Voilà 11 ans en effet que Zakuani fréquente de près ou de loin la sélection. Pilier de la défense, il a tout vécu avec les Léopards : de la déception en qualifications pour les CAN 2008, 2010 et 2012 et pour Afrique du Sud 2010 jusqu’à la rédemption en 2012 avec une belle troisième place décrochée à la CAN 2015. "J’aurais tout connu avec les Léopards !", confirme-t-il. "De Shabani Nonda à Yannick Bolasie, en passant par Lomana Lua-Lua ou Dieumerci M’Bokani, j’ai joué aux côtés de joueurs de grande qualité. Mais je suis convaincu que la génération la plus talentueuse avec laquelle j’ai joué est celle d’aujourd’hui ! Et en plus du talent, dans cette équipe, il y a de l’ambiance, de l’enthousiasme, du respect…"

C’est vrai qu’il y a de tout dans ce groupe congolais, à la fois hétéroclite et homogène. Et si les Bolasie et Cédric Bakumbu, attaquant d’Everton et de Villarreal respectivement, sont indispensables, Zakuani fait tout autant figure de star de la sélection, en tant que capitaine,  bien qu’il évolue à Northampton Town Football Club… en troisième division anglaise. "Je n’ai aucun souci par rapport à ça, et je ne pense pas que ça puisse poser de problème non plus à mes coéquipiers", confie-t-il. "Je suis tout simplement heureux d’être en sélection et de pouvoir savourer l’expérience que je suis en train de vivre avec les Léopards."

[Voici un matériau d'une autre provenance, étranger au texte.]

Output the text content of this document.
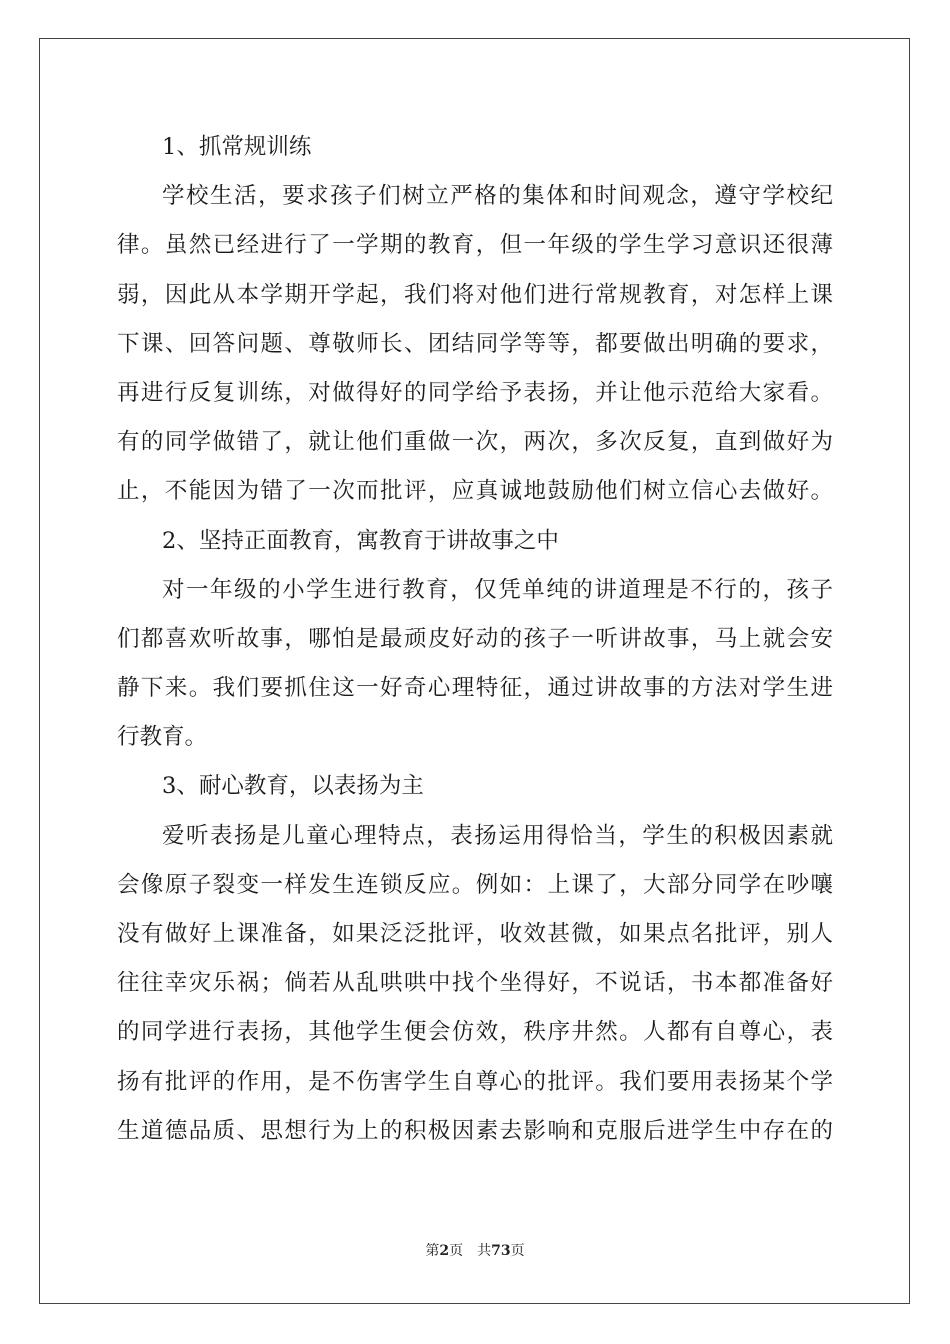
1、抓常规训练
学校生活，要求孩子们树立严格的集体和时间观念，遵守学校纪
律。虽然已经进行了一学期的教育，但一年级的学生学习意识还很薄
弱，因此从本学期开学起，我们将对他们进行常规教育，对怎样上课
下课、回答问题、尊敬师长、团结同学等等，都要做出明确的要求，
再进行反复训练，对做得好的同学给予表扬，并让他示范给大家看。
有的同学做错了，就让他们重做一次，两次，多次反复，直到做好为
止，不能因为错了一次而批评，应真诚地鼓励他们树立信心去做好。
2、坚持正面教育，寓教育于讲故事之中
对一年级的小学生进行教育，仅凭单纯的讲道理是不行的，孩子
们都喜欢听故事，哪怕是最顽皮好动的孩子一听讲故事，马上就会安
静下来。我们要抓住这一好奇心理特征，通过讲故事的方法对学生进
行教育。
3、耐心教育，以表扬为主
爱听表扬是儿童心理特点，表扬运用得恰当，学生的积极因素就
会像原子裂变一样发生连锁反应。例如：上课了，大部分同学在吵嚷
没有做好上课准备，如果泛泛批评，收效甚微，如果点名批评，别人
往往幸灾乐祸；倘若从乱哄哄中找个坐得好，不说话，书本都准备好
的同学进行表扬，其他学生便会仿效，秩序井然。人都有自尊心，表
扬有批评的作用，是不伤害学生自尊心的批评。我们要用表扬某个学
生道德品质、思想行为上的积极因素去影响和克服后进学生中存在的
第2页 共73页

"Globalement, je n’ai aucune frustration. J’ai pu avoir un bon aperçu de ce qu’était la Premier League, lorsque j’ai joué à Fulham, entre 2006 et 2009, même si je vivais cela beaucoup du banc. Ensuite, j’ai vécu de superbes moments en aidant Stoke City à décrocher son billet pour l’élite en 2008", ajoute cet Anglais d’adoption, arrivé outre-manche à l’âge de neuf ans après que son père, traducteur, a trouvé du travail à Londres. "Ma carrière en club me satisfait pleinement, quand à ma carrière en équipe nationale, elle me comble évidemment. C’est un immense honneur de pouvoir porter les couleurs de son pays. Et il y a encore plus de fierté et de plaisir lorsqu’on on porte le brassard et qu’on gagne…"

Cela a été le cas, en octobre dernier, lors du premier match de la RD Congo dans le troisième tour des qualifications africaines pour la Coupe du Monde de la FIFA, Russie 2018. Les Léopards se sont imposés 4:0 face à la Libye. "Cela ne pouvait pas mieux commencer", résume le défenseur d’1m86. "Gagner, à domicile, sur ce score, prendre la tête du groupe, engranger de la confiance, c’est idéal ! Bien sûr ce match n’était qu’une étape, et il y en a une autre qui arrive à l’horizon, avec ce match face à la Guinée. Mais ce qui est sûr, c’est qu’on est sur la bonne voie," conclut le capitaine, le cap mis sur la Russie.